The palace has a double U shape, and is surrounded by an enormous park. The building underwent several enlargements and modifications during the 18th century; its present shape being established in the time of the third generation of the Grassalkovich family. By then the building had 8 wings, and - besides the residential part - it contained a church, a theatre, a riding-hall, a hothouse, a greenhouse for flowers and an orangery.
After the male side of the Grassalkovich family died out in 1841, the palace had several owners, and in 1867 it was bought for the crown. The decision of parliament designated it the resting residence of the King of Hungary. This state lasted until 1918, thus Francis Joseph (1867–1916) and later Charles IV and the royal family spent several months in Gödöllő every year.
During this period the palace became the symbol of independent Hungarian statehood, and, as a residential centre it had a political significance of it own. It was Queen Elisabeth (1837–1898) who specially loved staying in Gödöllő, where the Hungarian personnel and neighbourhood of the palace always warmly welcomed her. She was able to converse fluently in Hungarian. Following her tragic death, a memorial park adjoining the upper-garden was built.
The period of the royal decades also brought their enlargements and modifications. The suites were made more comfortable, and a marble stable and coach house were built. The riding hall was remodelled.
Between the two world wars the palace served as the residence for Regent Miklós Horthy. No significant building took place during this period, apart from an air-raid shelter in the southern front garden. After 1945 the palace, like many other buildings in Hungary, fell into decay.
Soviet and Hungarian troops used the building, some of the beautifully decorated rooms were used for an old people's home, and the park was divided into smaller plots of land.
The protection of the palace as a historical monument started in 1981, when the National Board for Monuments launched its palace project. The most important tasks of preservation began in 1986 and were completed in the end of 1991. During this time the palace was partly emptied. By 1990 the Soviet troops left the southern wing, then the old people's home was closed down.

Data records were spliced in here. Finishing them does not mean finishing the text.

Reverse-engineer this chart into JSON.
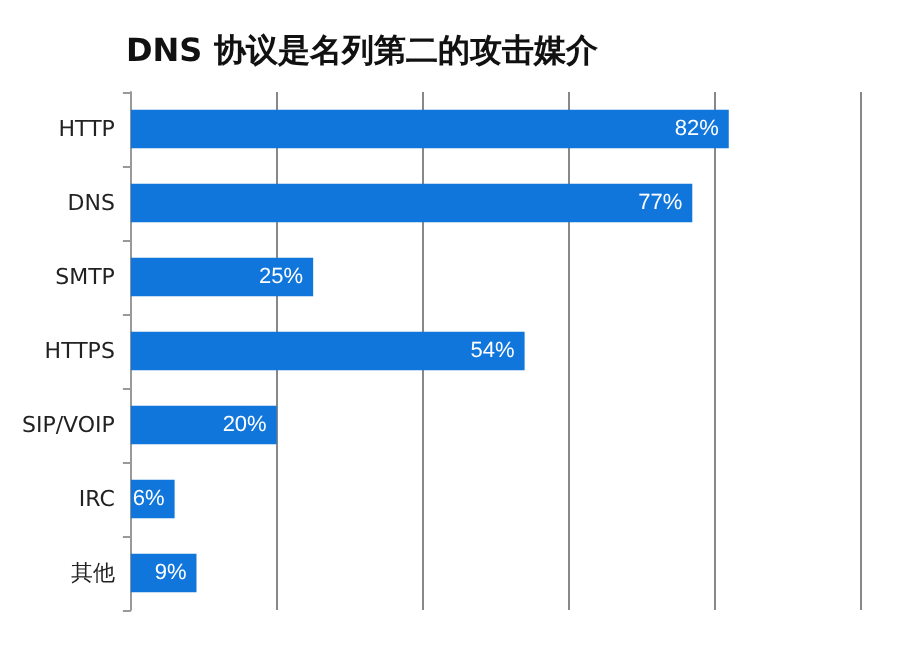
{
  "chart_data": {
    "type": "bar",
    "orientation": "horizontal",
    "title": "DNS 协议是名列第二的攻击媒介",
    "categories": [
      "HTTP",
      "DNS",
      "SMTP",
      "HTTPS",
      "SIP/VOIP",
      "IRC",
      "其他"
    ],
    "values": [
      82,
      77,
      25,
      54,
      20,
      6,
      9
    ],
    "color": "#1176dc",
    "data_labels": true,
    "value_labels": [
      "82%",
      "77%",
      "25%",
      "54%",
      "20%",
      "6%",
      "9%"
    ],
    "xlim": [
      0,
      100
    ],
    "xticks": [
      {
        "value": 0,
        "label": null
      },
      {
        "value": 20,
        "label": null
      },
      {
        "value": 40,
        "label": null
      },
      {
        "value": 60,
        "label": null
      },
      {
        "value": 80,
        "label": null
      },
      {
        "value": 100,
        "label": null
      }
    ],
    "grid": "x",
    "tick_labels": "y"
  }
}
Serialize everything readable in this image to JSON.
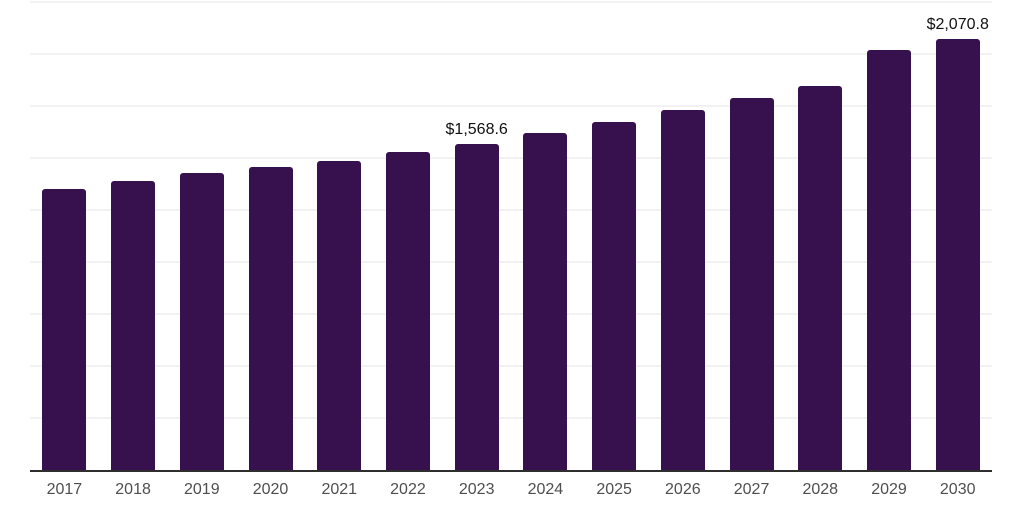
{
  "chart_data": {
    "type": "bar",
    "categories": [
      "2017",
      "2018",
      "2019",
      "2020",
      "2021",
      "2022",
      "2023",
      "2024",
      "2025",
      "2026",
      "2027",
      "2028",
      "2029",
      "2030"
    ],
    "values": [
      1350.8,
      1389.2,
      1427.5,
      1456.3,
      1485.1,
      1528.3,
      1568.6,
      1619.5,
      1672.3,
      1729.9,
      1787.4,
      1845.0,
      2019.7,
      2070.8
    ],
    "value_labels": [
      "",
      "",
      "",
      "",
      "",
      "",
      "$1,568.6",
      "",
      "",
      "",
      "",
      "",
      "",
      "$2,070.8"
    ],
    "title": "",
    "xlabel": "",
    "ylabel": "",
    "ylim": [
      0,
      2250
    ],
    "gridline_interval": 250,
    "grid": true,
    "legend": false,
    "colors": {
      "bar_fill": "#36114E",
      "axis_line": "#2e2e2e",
      "gridline": "#f2f2f2",
      "tick_label": "#4e4e4e",
      "value_label": "#111111",
      "background": "#ffffff"
    }
  }
}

During this time the roof of the riding-hall and the stable-wing was reconstructed, the façade of the building was renovated, as well as the trussing of the central wings and the double cupola. Research was carried out in the archives and in the building, and thus the different building periods of the monument were defined. Painted walls and rooms were uncovered which revealed the splendour of the 18-19th centuries. Architectural structures were discovered, and so were the different structures of the park.
The utilisation of the main front wings of the palace was designed as a clear and well-developed architectural project. The first floor's 23 rooms (nearly 1000 sq. m.) accommodate the interior exhibition. The emphasis was laid on the revival of the atmosphere of the royal period and the introduction of the time of the Grassalkovich family.
Reconstruction is the principle of the interiors completed so far creating the state as it was around the 1880s. One of the most striking features of the Empress Elisabeth Exhibition is its historical accuracy.